The Orchard
West Dean Garden's celebrated apple collection is housed within and around the Walled Garden. There are over 100 varieties of apple and 45 varieties of pear, including heritage varieties with links to West Sussex, many of them trained into exquisite traditional shapes.
In its heyday, at the turn of the last century, this area would have been the furiously active 'engine room' for driving the whole of the extensive gardens operation. Fruit was a very important part of the kitchen garden economy with a wide variety of different fruits being produced at all times of the year utilising the 'forcing' capacity of the glasshouses and frames. Pineapples, figs, peaches, nectarines, grapes, cherries, plums, soft fruit, pears and apples were all grown to perfection, polished prepared and taken to the great house.

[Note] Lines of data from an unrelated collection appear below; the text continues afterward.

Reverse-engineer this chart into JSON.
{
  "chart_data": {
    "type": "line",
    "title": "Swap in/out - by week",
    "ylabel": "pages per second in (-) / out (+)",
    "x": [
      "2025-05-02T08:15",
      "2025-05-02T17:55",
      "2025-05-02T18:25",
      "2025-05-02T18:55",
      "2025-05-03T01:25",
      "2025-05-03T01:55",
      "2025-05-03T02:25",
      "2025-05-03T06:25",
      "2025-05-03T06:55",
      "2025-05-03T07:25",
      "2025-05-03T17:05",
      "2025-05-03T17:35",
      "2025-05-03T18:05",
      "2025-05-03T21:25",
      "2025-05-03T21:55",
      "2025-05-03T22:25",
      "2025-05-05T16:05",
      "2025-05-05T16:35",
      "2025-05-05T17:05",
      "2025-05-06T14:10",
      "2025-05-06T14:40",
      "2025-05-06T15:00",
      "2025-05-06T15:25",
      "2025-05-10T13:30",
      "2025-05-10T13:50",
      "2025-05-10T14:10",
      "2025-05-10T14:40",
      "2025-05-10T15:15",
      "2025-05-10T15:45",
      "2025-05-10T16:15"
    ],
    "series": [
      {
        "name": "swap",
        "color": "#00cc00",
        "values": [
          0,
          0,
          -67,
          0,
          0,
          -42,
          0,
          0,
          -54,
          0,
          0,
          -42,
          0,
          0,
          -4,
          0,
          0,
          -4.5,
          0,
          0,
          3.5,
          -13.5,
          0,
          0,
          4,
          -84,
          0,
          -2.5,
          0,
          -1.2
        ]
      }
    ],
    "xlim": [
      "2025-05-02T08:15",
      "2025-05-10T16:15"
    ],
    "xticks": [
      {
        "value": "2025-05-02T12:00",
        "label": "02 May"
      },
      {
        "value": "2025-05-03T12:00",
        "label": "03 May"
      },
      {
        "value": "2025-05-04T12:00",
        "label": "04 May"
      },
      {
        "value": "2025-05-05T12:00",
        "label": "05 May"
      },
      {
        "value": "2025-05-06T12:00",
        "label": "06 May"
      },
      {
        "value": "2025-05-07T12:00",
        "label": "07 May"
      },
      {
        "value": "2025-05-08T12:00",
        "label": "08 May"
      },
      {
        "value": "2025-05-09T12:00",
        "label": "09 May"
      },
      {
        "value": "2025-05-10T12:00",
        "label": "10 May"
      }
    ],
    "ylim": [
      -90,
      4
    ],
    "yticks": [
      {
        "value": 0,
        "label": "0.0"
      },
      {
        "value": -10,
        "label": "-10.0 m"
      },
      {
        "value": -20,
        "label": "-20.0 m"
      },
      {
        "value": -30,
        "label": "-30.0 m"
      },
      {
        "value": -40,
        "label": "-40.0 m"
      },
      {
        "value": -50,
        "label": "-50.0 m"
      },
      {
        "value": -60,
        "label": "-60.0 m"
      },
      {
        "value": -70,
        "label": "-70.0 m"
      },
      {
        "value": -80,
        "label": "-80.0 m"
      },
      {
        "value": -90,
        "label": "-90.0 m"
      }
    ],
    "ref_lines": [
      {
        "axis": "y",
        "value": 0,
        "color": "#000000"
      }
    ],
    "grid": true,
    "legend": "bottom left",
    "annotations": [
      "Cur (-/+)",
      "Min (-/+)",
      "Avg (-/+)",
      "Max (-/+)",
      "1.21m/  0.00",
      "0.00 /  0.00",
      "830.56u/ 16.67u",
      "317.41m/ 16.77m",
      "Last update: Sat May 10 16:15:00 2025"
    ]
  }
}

The apple gained a status in the British Isles that it has never achieved elsewhere. In 1883 there was a National Apple Congress held in the Great Vinery of the Chiswick Gardens of the Royal Horticultural Society. Its aim was to resolve the confusion of identities which had developed and to select a good range of apples for commercial growers, but it also served as a triumphant display of the diversity of apples growing throughout the country. There were 1,500 varieties and the event attracted thousands of visitors and was kept open an extra week to accommodate all who wished to see it.
Sadly, increased competition from imports forced English growers to concentrate on a handful of good commercial varieties. The wealth of varieties once grown commercially lingered on in derelict orchards, declining Estate gardens and in the back gardens of cottages and houses across the country.